The biggest volumes were in banking stocks, with Anglo Irish Bank under pressure for most of the day. With reasonable volumes of its shares changing hands, the stock dropped more than 8 per cent as it shed 46.6 cents to €5.12.
Other banking stocks were marginally weaker – Bank of Ireland eased back 4 cents to €5.35, while Irish Life & Permanent was also relatively flat, slipping back just 2.6 cents to €5.176.
However, AIB bucked the trend thanks to the better than expected results announced yesterday. It ended the day up more than one per cent as it tacked on 9.5 cents to €7.945.
CRH was a bit softer today, giving some of the gains it made yesterday, and it eventually found itself 1.7 per cent weaker by close of business as it lost 29 cents to €16.50.

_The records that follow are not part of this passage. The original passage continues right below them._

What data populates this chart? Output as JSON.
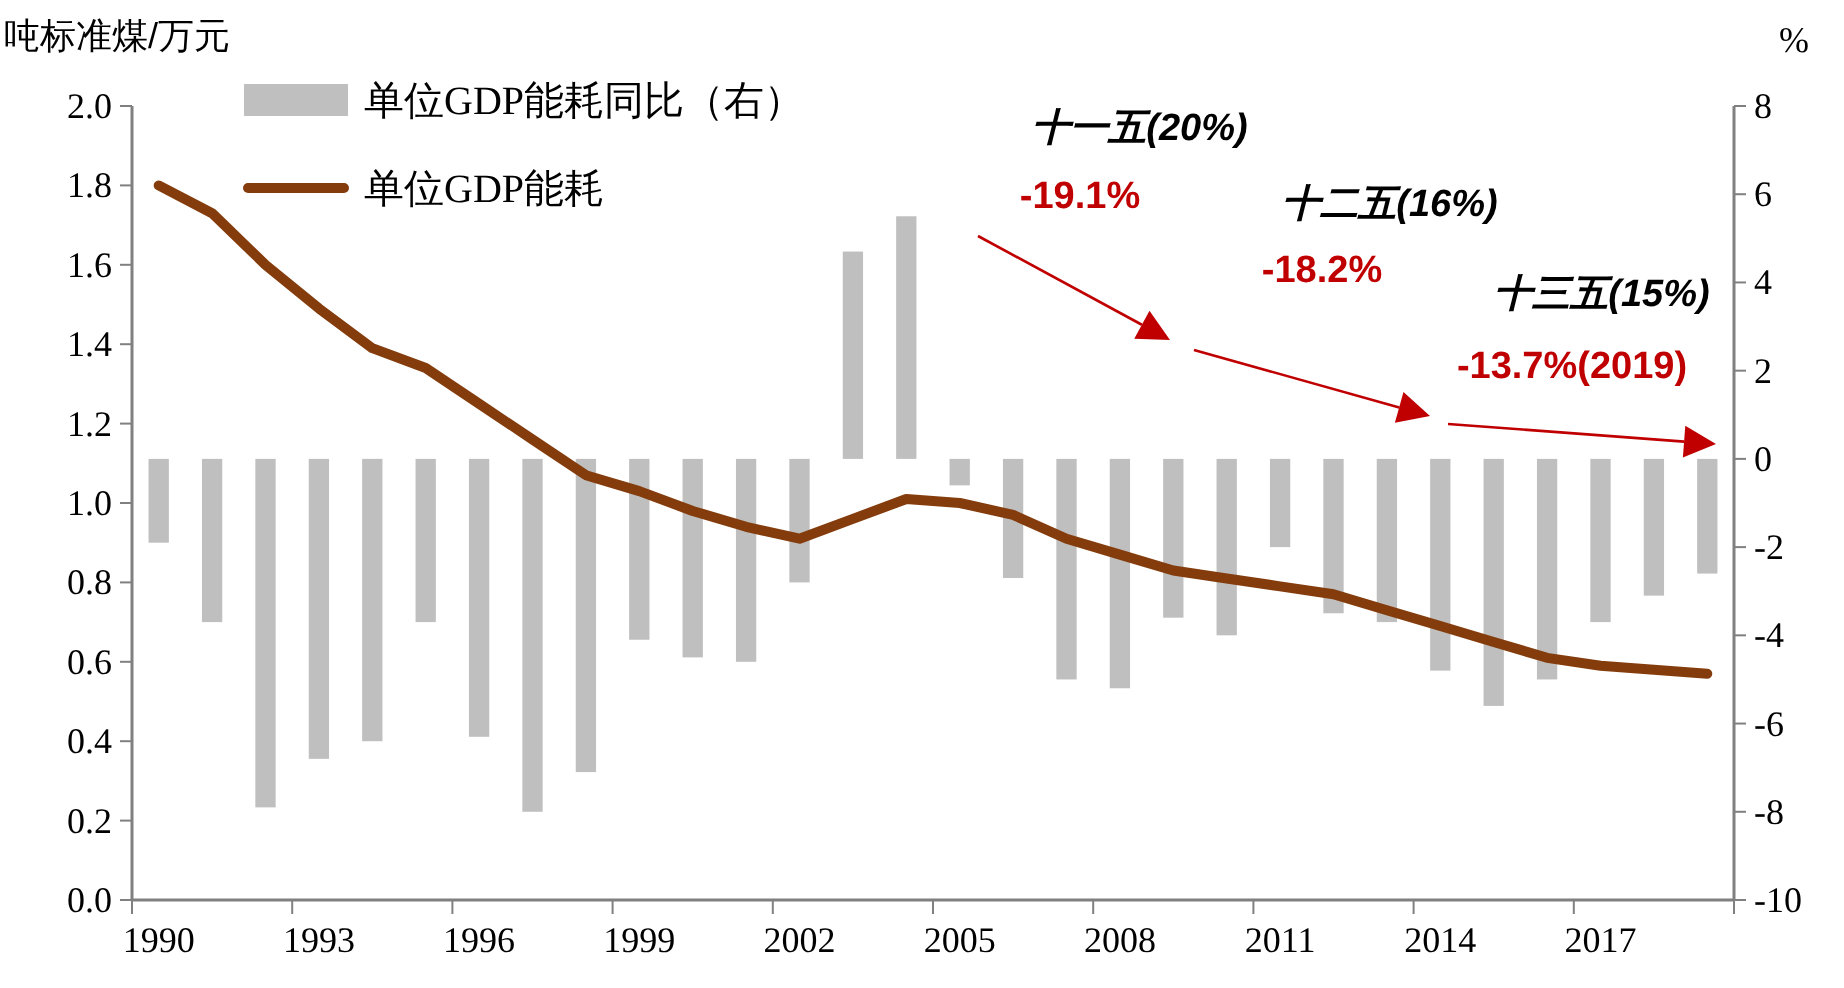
{
  "chart_data": {
    "type": "bar",
    "ylabel": "吨标准煤/万元",
    "y2label": "%",
    "categories": [
      "1990",
      null,
      null,
      "1993",
      null,
      null,
      "1996",
      null,
      null,
      "1999",
      null,
      null,
      "2002",
      null,
      null,
      "2005",
      null,
      null,
      "2008",
      null,
      null,
      "2011",
      null,
      null,
      "2014",
      null,
      null,
      "2017",
      null,
      null
    ],
    "series": [
      {
        "name": "单位GDP能耗同比（右）",
        "axis": "y2",
        "color": "#bfbfbf",
        "values": [
          -1.9,
          -3.7,
          -7.9,
          -6.8,
          -6.4,
          -3.7,
          -6.3,
          -8.0,
          -7.1,
          -4.1,
          -4.5,
          -4.6,
          -2.8,
          4.7,
          5.5,
          -0.6,
          -2.7,
          -5.0,
          -5.2,
          -3.6,
          -4.0,
          -2.0,
          -3.5,
          -3.7,
          -4.8,
          -5.6,
          -5.0,
          -3.7,
          -3.1,
          -2.6
        ]
      },
      {
        "name": "单位GDP能耗",
        "type": "line",
        "color": "#843c0c",
        "values": [
          1.8,
          1.73,
          1.6,
          1.49,
          1.39,
          1.34,
          1.25,
          1.16,
          1.07,
          1.03,
          0.98,
          0.94,
          0.91,
          0.96,
          1.01,
          1.0,
          0.97,
          0.91,
          0.87,
          0.83,
          0.81,
          0.79,
          0.77,
          0.73,
          0.69,
          0.65,
          0.61,
          0.59,
          0.58,
          0.57
        ]
      }
    ],
    "ylim": [
      0,
      2
    ],
    "yticks": [
      {
        "value": 0,
        "label": "0.0"
      },
      0.2,
      0.4,
      0.6,
      0.8,
      {
        "value": 1,
        "label": "1.0"
      },
      1.2,
      1.4,
      1.6,
      1.8,
      {
        "value": 2,
        "label": "2.0"
      }
    ],
    "y2lim": [
      -10,
      8
    ],
    "y2ticks": [
      -10,
      -8,
      -6,
      -4,
      -2,
      0,
      2,
      4,
      6,
      8
    ],
    "legend": "top left",
    "annotations": [
      "十一五(20%)",
      "-19.1%",
      "十二五(16%)",
      "-18.2%",
      "十三五(15%)",
      "-13.7%(2019)"
    ]
  }
}
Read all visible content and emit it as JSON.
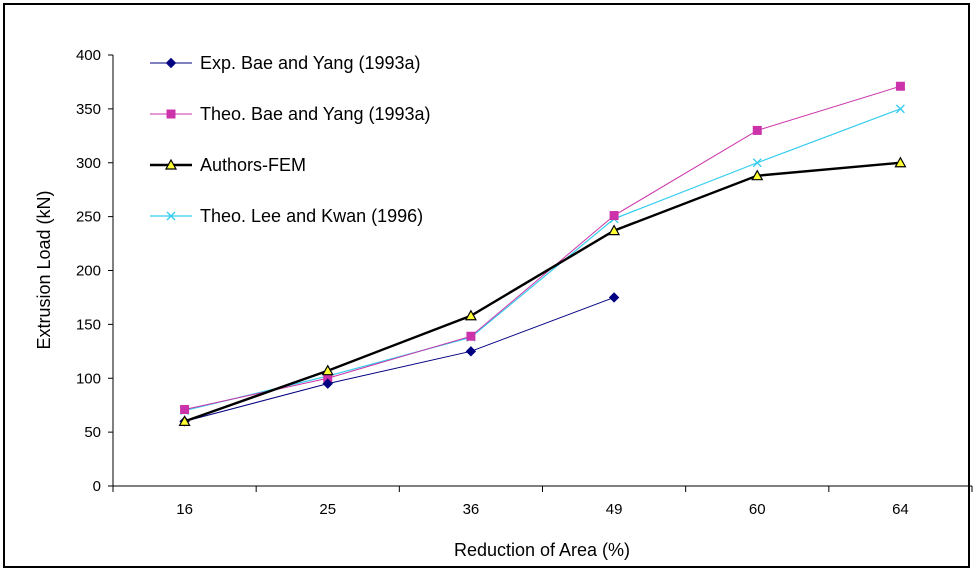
{
  "chart_data": {
    "type": "line",
    "title": "",
    "xlabel": "Reduction of Area (%)",
    "ylabel": "Extrusion Load (kN)",
    "categories": [
      "16",
      "25",
      "36",
      "49",
      "60",
      "64"
    ],
    "ylim": [
      0,
      400
    ],
    "yticks": [
      0,
      50,
      100,
      150,
      200,
      250,
      300,
      350,
      400
    ],
    "grid": false,
    "legend_position": "top-left",
    "series": [
      {
        "name": "Exp. Bae and Yang (1993a)",
        "values": [
          60,
          95,
          125,
          175,
          null,
          null
        ],
        "color": "#000080",
        "marker": "diamond",
        "line_width": 1
      },
      {
        "name": "Theo. Bae and Yang (1993a)",
        "values": [
          71,
          100,
          139,
          251,
          330,
          371
        ],
        "color": "#cc33aa",
        "marker": "square",
        "line_width": 1
      },
      {
        "name": "Authors-FEM",
        "values": [
          60,
          107,
          158,
          237,
          288,
          300
        ],
        "color": "#000000",
        "marker": "triangle",
        "line_width": 2.4
      },
      {
        "name": "Theo. Lee and Kwan (1996)",
        "values": [
          70,
          102,
          138,
          248,
          300,
          350
        ],
        "color": "#33ccee",
        "marker": "x",
        "line_width": 1.2
      }
    ]
  }
}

There was a bit of trading in Grafton in the afternoon with decent volumes of 1.2 shares traded. Interest in the stock saw its share price rise more than 4 per cent, a jump of 15 cents to €3.70.
Ryanair, which has seen quite strong interest and heavy volumes of shares traded, had a quieter day today. Nevertheless, it share price continued to decline, dropping 1.8 per cent or 4.5 cents to €2.44.
Most European stocks fell, sending the Dow Jones Stoxx 600 Index to its third straight monthly drop, after reports showed the US economy expanded at a slower pace than economists estimated last quarter and jobless claims surged.
Sanofi-Aventis SA, France's biggest drugmaker, tumbled the most since May after a decline in sales dragged profit below projections. Unilever, the world's second-largest consumer- products company, had its steepest slump since June 2003 as earnings slipped 20 per cent. BT Group Plc sank the most in eight years after reporting a fourth straight quarterly profit drop.
National benchmark indices dropped in eight of the 18 western European markets. The UK's FTSE 100 slipped 0.2 per cent. Germany's DAX gained 0.3 per cent and France's CAC declined 0.2 per cent.